Barbie would never invite them to a pool party. They're categorical misfits in the realm of toys--Munny with hunched shoulders and a potbelly; Gloomy Bear, a pink cub with claws and a bloody muzzle. Unlike mass-produced, cuddly balls of fluff, these figures, once known as urban vinyl toys, have street smarts, loitering in the neighborhood of consumable Pop Art.
They aren't robots, but they are all products sold by a four-year-old company called Kidrobot. With an aesthetic that might be termed cute with attitude, Kidrobot's toys have built a following among kids and adult collectors, with sales last year of $6.2 million. Founder Paul Budnitz is a bit of a misfit in toyland, but his outsider aesthetic won Kidrobot admirers from the worlds of art, fashion and nightlife. "Paul Budnitz is the Warhol of this generation," says Peter Gatien, a New York nightclub promoter whose new Toronto spot, Circa, will devote an entire floor to Kidrobot's trademark vinyl figure, Dunny. "He's so brilliant, he's scary--in a good way." Just like his toys.
Budnitz, 38, a restless polymath from Berkeley, Calif., works from a Manhattan office that looks like a cross between a designer workshop and Peewee's Playhouse. "I've discovered something that uses all the things I've done," he says. That's no small feat. At 17 he was helping his father's colleague write risk-analysis software for nuclear power plants; by 21 he had an art degree from Yale. He got inspiration for his toys from artists in Hong Kong and Japan.
The result is a "balance between cuteness and blackness," says Tokyo-based design team Devilrobots. The toys can be unsettling. You start to imagine what Budnitz describes as their "complex emotional state." A rabbit-shaped figure with the face of Lenin and his own copy of Das Kapital will join such Dunnys as a smoking Mao Zedong and "Mrs.
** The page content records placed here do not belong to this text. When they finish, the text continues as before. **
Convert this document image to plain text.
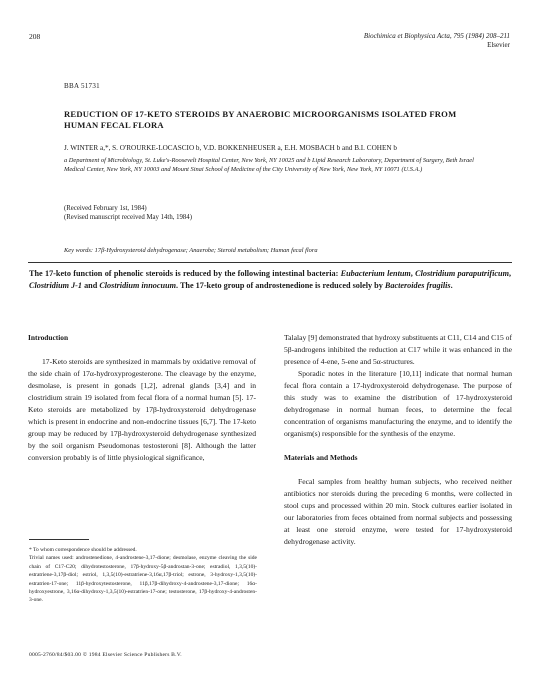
208	Biochimica et Biophysica Acta, 795 (1984) 208–211
Elsevier
BBA 51731
REDUCTION OF 17-KETO STEROIDS BY ANAEROBIC MICROORGANISMS ISOLATED FROM HUMAN FECAL FLORA
J. WINTER a,*, S. O'ROURKE-LOCASCIO b, V.D. BOKKENHEUSER a, E.H. MOSBACH b and B.I. COHEN b
a Department of Microbiology, St. Luke's-Roosevelt Hospital Center, New York, NY 10025 and b Lipid Research Laboratory, Department of Surgery, Beth Israel Medical Center, New York, NY 10003 and Mount Sinai School of Medicine of the City University of New York, New York, NY 10071 (U.S.A.)
(Received February 1st, 1984)
(Revised manuscript received May 14th, 1984)
Key words: 17β-Hydroxysteroid dehydrogenase; Anaerobe; Steroid metabolism; Human fecal flora
The 17-keto function of phenolic steroids is reduced by the following intestinal bacteria: Eubacterium lentum, Clostridium paraputrificum, Clostridium J-1 and Clostridium innocuum. The 17-keto group of androstenedione is reduced solely by Bacteroides fragilis.

Introduction

17-Keto steroids are synthesized in mammals by oxidative removal of the side chain of 17α-hydroxyprogesterone. The cleavage by the enzyme, desmolase, is present in gonads [1,2], adrenal glands [3,4] and in clostridium strain 19 isolated from fecal flora of a normal human [5]. 17-Keto steroids are metabolized by 17β-hydroxysteroid dehydrogenase which is present in endocrine and non-endocrine tissues [6,7]. The 17-keto group may be reduced by 17β-hydroxysteroid dehydrogenase synthesized by the soil organism Pseudomonas testosteroni [8]. Although the latter conversion probably is of little physiological significance,

Talalay [9] demonstrated that hydroxy substituents at C11, C14 and C15 of 5β-androgens inhibited the reduction at C17 while it was enhanced in the presence of 4-ene, 5-ene and 5α-structures.

Sporadic notes in the literature [10,11] indicate that normal human fecal flora contain a 17-hydroxysteroid dehydrogenase. The purpose of this study was to examine the distribution of 17-hydroxysteroid dehydrogenase in normal human feces, to determine the fecal concentration of organisms manufacturing the enzyme, and to identify the organism(s) responsible for the synthesis of the enzyme.

Materials and Methods

Fecal samples from healthy human subjects, who received neither antibiotics nor steroids during the preceding 6 months, were collected in stool cups and processed within 20 min. Stock cultures earlier isolated in our laboratories from feces obtained from normal subjects and possessing at least one steroid enzyme, were tested for 17-hydroxysteroid dehydrogenase activity.

* To whom correspondence should be addressed.
Trivial names used: androstenedione, 4-androstene-3,17-dione; desmolase, enzyme cleaving the side chain of C17-C20; dihydrotestosterone, 17β-hydroxy-5β-androstan-3-one; estradiol, 1,3,5(10)-estratriene-3,17β-diol; estriol, 1,3,5(10)-estratriene-3,16α,17β-triol; estrone, 3-hydroxy-1,3,5(10)-estratrien-17-one; 11β-hydroxytestosterone, 11β,17β-dihydroxy-4-androstene-3,17-dione; 16α-hydroxyestrone, 3,16α-dihydroxy-1,3,5(10)-estratrien-17-one; testosterone, 17β-hydroxy-4-androsten-3-one.
0005-2760/84/$03.00 © 1984 Elsevier Science Publishers B.V.
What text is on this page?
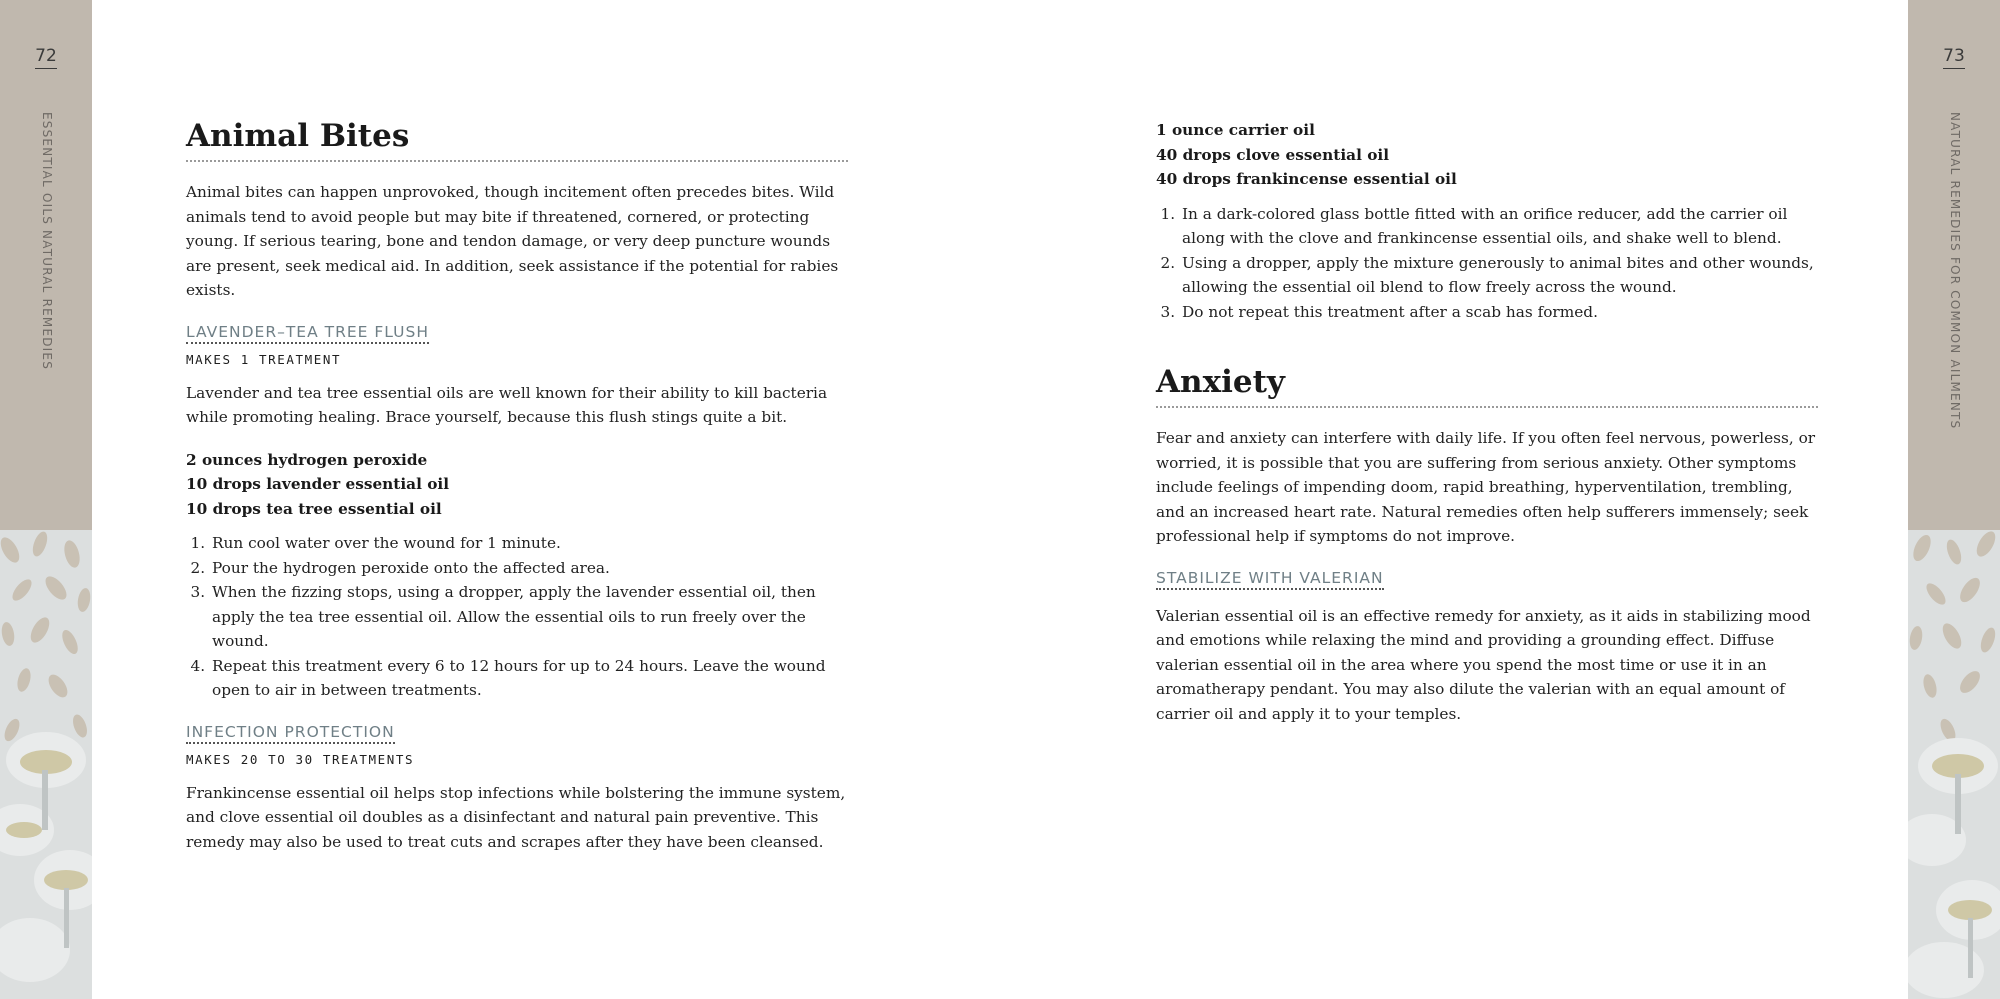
72
ESSENTIAL OILS NATURAL REMEDIES
73
NATURAL REMEDIES FOR COMMON AILMENTS
Animal Bites

Animal bites can happen unprovoked, though incitement often precedes bites. Wild animals tend to avoid people but may bite if threatened, cornered, or protecting young. If serious tearing, bone and tendon damage, or very deep puncture wounds are present, seek medical aid. In addition, seek assistance if the potential for rabies exists.

LAVENDER–TEA TREE FLUSH
MAKES 1 TREATMENT

Lavender and tea tree essential oils are well known for their ability to kill bacteria while promoting healing. Brace yourself, because this flush stings quite a bit.

2 ounces hydrogen peroxide
10 drops lavender essential oil
10 drops tea tree essential oil
1. Run cool water over the wound for 1 minute.
2. Pour the hydrogen peroxide onto the affected area.
3. When the fizzing stops, using a dropper, apply the lavender essential oil, then apply the tea tree essential oil. Allow the essential oils to run freely over the wound.
4. Repeat this treatment every 6 to 12 hours for up to 24 hours. Leave the wound open to air in between treatments.
INFECTION PROTECTION
MAKES 20 TO 30 TREATMENTS

Frankincense essential oil helps stop infections while bolstering the immune system, and clove essential oil doubles as a disinfectant and natural pain preventive. This remedy may also be used to treat cuts and scrapes after they have been cleansed.

1 ounce carrier oil
40 drops clove essential oil
40 drops frankincense essential oil
1. In a dark-colored glass bottle fitted with an orifice reducer, add the carrier oil along with the clove and frankincense essential oils, and shake well to blend.
2. Using a dropper, apply the mixture generously to animal bites and other wounds, allowing the essential oil blend to flow freely across the wound.
3. Do not repeat this treatment after a scab has formed.
Anxiety

Fear and anxiety can interfere with daily life. If you often feel nervous, powerless, or worried, it is possible that you are suffering from serious anxiety. Other symptoms include feelings of impending doom, rapid breathing, hyperventilation, trembling, and an increased heart rate. Natural remedies often help sufferers immensely; seek professional help if symptoms do not improve.

STABILIZE WITH VALERIAN

Valerian essential oil is an effective remedy for anxiety, as it aids in stabilizing mood and emotions while relaxing the mind and providing a grounding effect. Diffuse valerian essential oil in the area where you spend the most time or use it in an aromatherapy pendant. You may also dilute the valerian with an equal amount of carrier oil and apply it to your temples.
Mao" on April 27. Fastidious refrigerator natives, Ice-Bots use crampons and ice picks to navigate your freezer. "Purely happy is completely uninteresting," Budnitz says. "Cute and mad, cute and scary are interesting." At Kidrobot's three boutiques, the toys range in price from $6 to $2,000, but there's only one copy of each displayed, to prime a sense of exclusivity and ownership.
That combination is proving irresistible to creative types on the lookout for a collaborator who is utterly commercial without sacrificing cool. Japanese design icon Takashi Murakami and artists from Brooklyn to Hong Kong have designed toys sold by Kidrobot. Its vinyl characters have sported clothing by Marc Jacobs and Jil Sander, and New York City's Barneys sells an exclusive line of Kidrobot sneakers.
Budnitz's breakout deal, though, could be the one he just signed with the San Francisco digital-animation studio Wild Brain. It opens the arena of TV shows, animated shorts and feature films to Kidrobot's characters. "It's going to blow everything away," says Budnitz. Says Wild Brain CEO Charles Rivkins, former head of the Jim Henson Co.: "A portion of Paul's vision has been capital constrained."
That's about to change. The Kidrobot empire may soon include a "lifestyle store" in New York City, selling everything from large-scale art and clothing to, perhaps, furniture, as well as a new boutique in London or Paris. "We're kind of being set loose," says Budnitz--to wherever his imagination can take him. The doll business may never be the same.